How can we creatively thinking about scalability of roles? What might be the interaction between paid, formalized roles provided by Learndirect and the cultivation of roles within a learning cohort or an ongoing community? How might technology help us? Let’s look at some options.
- Within courses/intense support – assessment, content, and tutoring. Tutors with both content and pedagogical experience help students assess learning needs and pull together relevant resources (at Ufi learndirect, the pedagogy and much of the tutor support is in-built within the e-learning couse). They are a “first line” of support with explicit boundaries on what they can do. This may be more or less needed depending on the course. Some content lends itself to being a solo student experience with little support. Others are more complex and need more support. Technology may assist to direct relevant content to the right learners through diagnostic paths (a la Amazon’s recommendation system) on the assessment side.
- Across “course” offerings/building community support -community cultivation, connecting learners. While there might not be able to be an intense level of support at an individual cohort level, can there be learning communities that draw from multiple cohorts for the same course? For example, I may be taking a self paced module on childcare for infants. Within that course, there is no “community” per se, but I can log into the “Infant Childcare” community and ask questions of peers and experts, get access to more content and come back when I have questions about what I’ve learned in application. This might be seen as a set of domain specific portals. This offers the ability for both tutor and peer support on a more scalable level than at the course level (another way could be to take a generic course like numeracy or employability and build a niche community around say financial management that is a key issue for some of the learners. The same principle could work for leadership and management and many other more generi courses). All this can augment the automated diagnostics with a community of people who might have more diverse or contextual recommendations. Developing good critical thinking to evaluate and assess recommendations – automated or human, may be something important to foster within the community(ies.)
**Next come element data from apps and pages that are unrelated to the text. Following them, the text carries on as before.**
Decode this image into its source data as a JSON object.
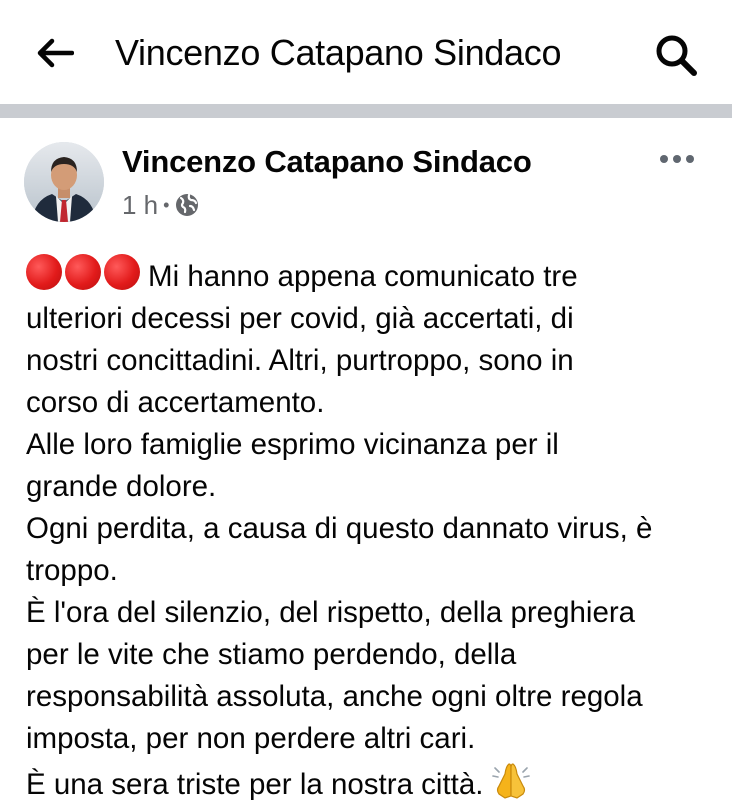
{
  "header": {
    "title": "Vincenzo Catapano Sindaco",
    "back_icon": "arrow-left-icon",
    "search_icon": "search-icon"
  },
  "post": {
    "author": "Vincenzo Catapano Sindaco",
    "time": "1 h",
    "separator": "•",
    "privacy_icon": "globe-icon",
    "more_icon": "more-options-icon",
    "emoji_prefix": [
      "red-circle",
      "red-circle",
      "red-circle"
    ],
    "lines": [
      "Mi hanno appena comunicato tre",
      "ulteriori decessi per covid, già accertati, di",
      "nostri concittadini. Altri, purtroppo, sono in",
      "corso di accertamento.",
      "Alle loro famiglie esprimo vicinanza per il",
      "grande dolore.",
      "Ogni perdita, a causa di questo dannato virus, è",
      "troppo.",
      "È l'ora del silenzio, del rispetto, della preghiera",
      "per le vite che stiamo perdendo, della",
      "responsabilità assoluta, anche ogni oltre regola",
      "imposta, per non perdere altri cari.",
      "È una sera triste per la nostra città."
    ],
    "emoji_suffix": "folded-hands-icon"
  },
  "colors": {
    "divider": "#c9ccd1",
    "meta_text": "#65676b",
    "red_circle": "#e21b1b",
    "pray_emoji": "#f5b31a"
  }
}
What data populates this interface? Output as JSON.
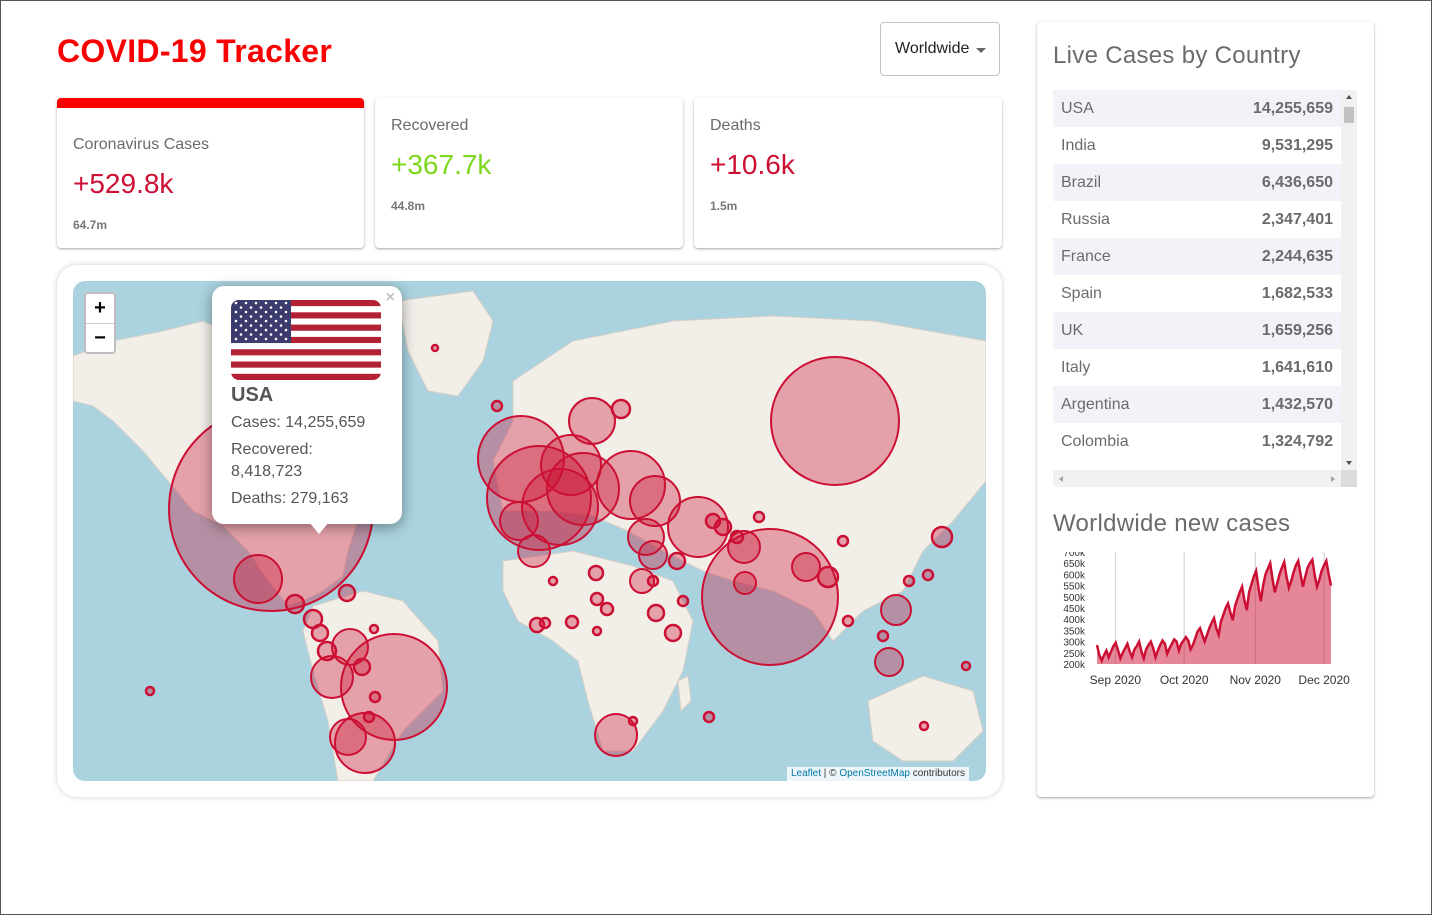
{
  "app": {
    "title": "COVID-19 Tracker"
  },
  "country_select": {
    "value": "Worldwide"
  },
  "info_cards": [
    {
      "title": "Coronavirus Cases",
      "today": "+529.8k",
      "total": "64.7m",
      "color": "#cc1034",
      "selected": true
    },
    {
      "title": "Recovered",
      "today": "+367.7k",
      "total": "44.8m",
      "color": "#7dd71d",
      "selected": false
    },
    {
      "title": "Deaths",
      "today": "+10.6k",
      "total": "1.5m",
      "color": "#cc1034",
      "selected": false
    }
  ],
  "map": {
    "zoom_in": "+",
    "zoom_out": "−",
    "popup": {
      "close": "×",
      "country": "USA",
      "cases": "Cases: 14,255,659",
      "recovered_line1": "Recovered:",
      "recovered_line2": "8,418,723",
      "deaths": "Deaths: 279,163"
    },
    "attribution": {
      "leaflet": "Leaflet",
      "sep": " | © ",
      "osm": "OpenStreetMap",
      "suffix": " contributors"
    },
    "circle_color": "#cc1034"
  },
  "sidebar": {
    "table_title": "Live Cases by Country",
    "countries": [
      {
        "name": "USA",
        "cases": "14,255,659"
      },
      {
        "name": "India",
        "cases": "9,531,295"
      },
      {
        "name": "Brazil",
        "cases": "6,436,650"
      },
      {
        "name": "Russia",
        "cases": "2,347,401"
      },
      {
        "name": "France",
        "cases": "2,244,635"
      },
      {
        "name": "Spain",
        "cases": "1,682,533"
      },
      {
        "name": "UK",
        "cases": "1,659,256"
      },
      {
        "name": "Italy",
        "cases": "1,641,610"
      },
      {
        "name": "Argentina",
        "cases": "1,432,570"
      },
      {
        "name": "Colombia",
        "cases": "1,324,792"
      }
    ],
    "chart_title": "Worldwide new cases"
  },
  "chart_data": {
    "type": "area",
    "title": "",
    "xlabel": "",
    "ylabel": "",
    "x_ticks": [
      "Sep 2020",
      "Oct 2020",
      "Nov 2020",
      "Dec 2020"
    ],
    "y_ticks": [
      "700k",
      "650k",
      "600k",
      "550k",
      "500k",
      "450k",
      "400k",
      "350k",
      "300k",
      "250k",
      "200k"
    ],
    "ylim": [
      200000,
      700000
    ],
    "x_range": [
      "2020-08-24",
      "2020-12-04"
    ],
    "x_tick_dates": [
      "2020-09-01",
      "2020-10-01",
      "2020-11-01",
      "2020-12-01"
    ],
    "color": "#cc1034",
    "series": [
      {
        "values": [
          285000,
          240000,
          215000,
          240000,
          260000,
          230000,
          255000,
          280000,
          295000,
          260000,
          225000,
          250000,
          270000,
          290000,
          255000,
          230000,
          265000,
          280000,
          300000,
          255000,
          225000,
          265000,
          285000,
          300000,
          270000,
          230000,
          260000,
          285000,
          305000,
          290000,
          245000,
          270000,
          290000,
          310000,
          300000,
          260000,
          290000,
          305000,
          320000,
          305000,
          265000,
          285000,
          315000,
          345000,
          360000,
          330000,
          300000,
          330000,
          360000,
          385000,
          405000,
          360000,
          330000,
          390000,
          420000,
          450000,
          470000,
          430000,
          395000,
          460000,
          490000,
          520000,
          545000,
          485000,
          440000,
          520000,
          555000,
          590000,
          615000,
          540000,
          480000,
          550000,
          600000,
          625000,
          650000,
          580000,
          520000,
          560000,
          600000,
          630000,
          655000,
          590000,
          540000,
          570000,
          610000,
          640000,
          660000,
          600000,
          545000,
          590000,
          630000,
          650000,
          665000,
          600000,
          545000,
          575000,
          615000,
          640000,
          660000,
          600000,
          550000
        ]
      }
    ]
  }
}
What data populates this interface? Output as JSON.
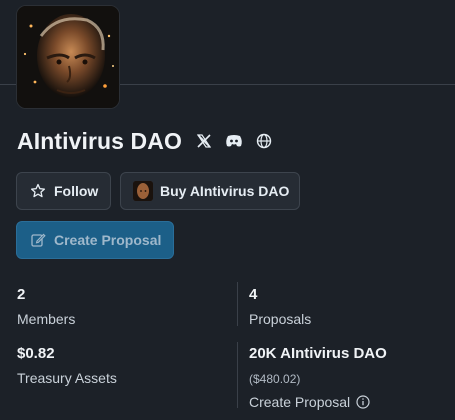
{
  "dao": {
    "name": "AIntivirus DAO"
  },
  "social": {
    "x_icon": "x-icon",
    "discord_icon": "discord-icon",
    "web_icon": "globe-icon"
  },
  "buttons": {
    "follow": "Follow",
    "buy": "Buy AIntivirus DAO",
    "create_proposal": "Create Proposal"
  },
  "stats": {
    "members_value": "2",
    "members_label": "Members",
    "proposals_value": "4",
    "proposals_label": "Proposals",
    "treasury_value": "$0.82",
    "treasury_label": "Treasury Assets",
    "token_value": "20K AIntivirus DAO",
    "token_usd": "($480.02)",
    "token_link": "Create Proposal"
  },
  "colors": {
    "background": "#1c2128",
    "button_bg": "#262c34",
    "primary_button": "#1c5f88"
  }
}
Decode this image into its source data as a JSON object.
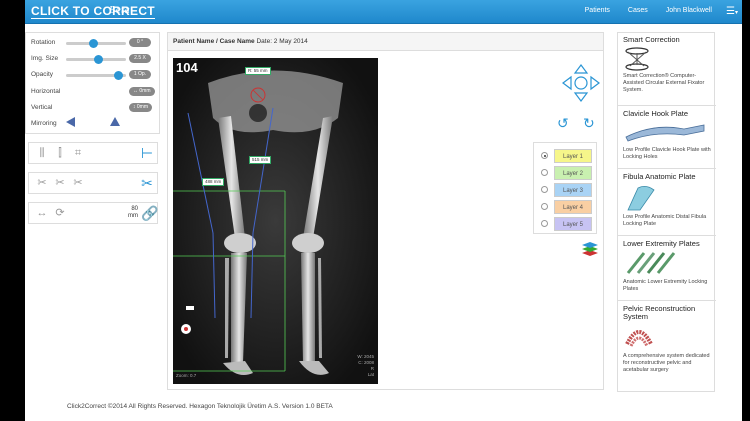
{
  "navbar": {
    "brand": "CLICK TO CORRECT",
    "beta": "Beta",
    "links": [
      "Patients",
      "Cases",
      "John Blackwell"
    ],
    "menu_icon": "hamburger-icon"
  },
  "controls": {
    "rotation": {
      "label": "Rotation",
      "value": "0 °",
      "level": 0.45
    },
    "img_size": {
      "label": "Img. Size",
      "value": "2.5 X",
      "level": 0.55
    },
    "opacity": {
      "label": "Opacity",
      "value": "1 Op.",
      "level": 0.95
    },
    "horizontal": {
      "label": "Horizontal",
      "value": "↔ 0mm"
    },
    "vertical": {
      "label": "Vertical",
      "value": "↕ 0mm"
    },
    "mirroring": {
      "label": "Mirroring"
    },
    "link_value": "80",
    "link_unit": "mm"
  },
  "viewer": {
    "patient_label": "Patient Name / Case Name",
    "date": "Date: 2 May 2014",
    "frame_number": "104",
    "measurements": [
      "R: 55 mm",
      "515 mm",
      "488 mm"
    ],
    "corner_info": [
      "W: 2045",
      "C: 2008",
      "R",
      "Lat"
    ],
    "zoom_info": "Zoom: 0.7"
  },
  "layers": [
    "Layer 1",
    "Layer 2",
    "Layer 3",
    "Layer 4",
    "Layer 5"
  ],
  "layer_colors": [
    "#f6f68a",
    "#c9f0b0",
    "#a9d3f5",
    "#f9cfa3",
    "#c7c3f3"
  ],
  "products": [
    {
      "title": "Smart Correction",
      "desc": "Smart Correction® Computer-Assisted Circular External Fixator System."
    },
    {
      "title": "Clavicle Hook Plate",
      "desc": "Low Profile Clavicle Hook Plate with Locking Holes"
    },
    {
      "title": "Fibula Anatomic Plate",
      "desc": "Low Profile Anatomic Distal Fibula Locking Plate"
    },
    {
      "title": "Lower Extremity Plates",
      "desc": "Anatomic Lower Extremity Locking Plates"
    },
    {
      "title": "Pelvic Reconstruction System",
      "desc": "A comprehensive system dedicated for reconstructive pelvic and acetabular surgery"
    }
  ],
  "footer": "Click2Correct ©2014 All Rights Reserved. Hexagon Teknolojik Üretim A.S. Version 1.0 BETA",
  "accent": "#2a95d4"
}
- Learning support from the “wider world” – tapping into networks, professional associations and local organisations. An important learning bridge is that place between the formality of a “course” and the ongoing application of learning in the world. This ongoing learning is primarily informal. We can link students to external supports for their ongoing learning. It may be professional associations, guilds, communities of practice or local organizations. Linking learners to these ongoing support not only bridges to application, but it may also attract people from the community who wish to participate in domain communities sponsored by the learning institution, offering value in both directions.
The bottom line is that support roles are neither fixed, nor limited to paid, internal resources. If we look at the value chain across this ecosystem, each layer, each player has something to offer and something to gain through cooperating.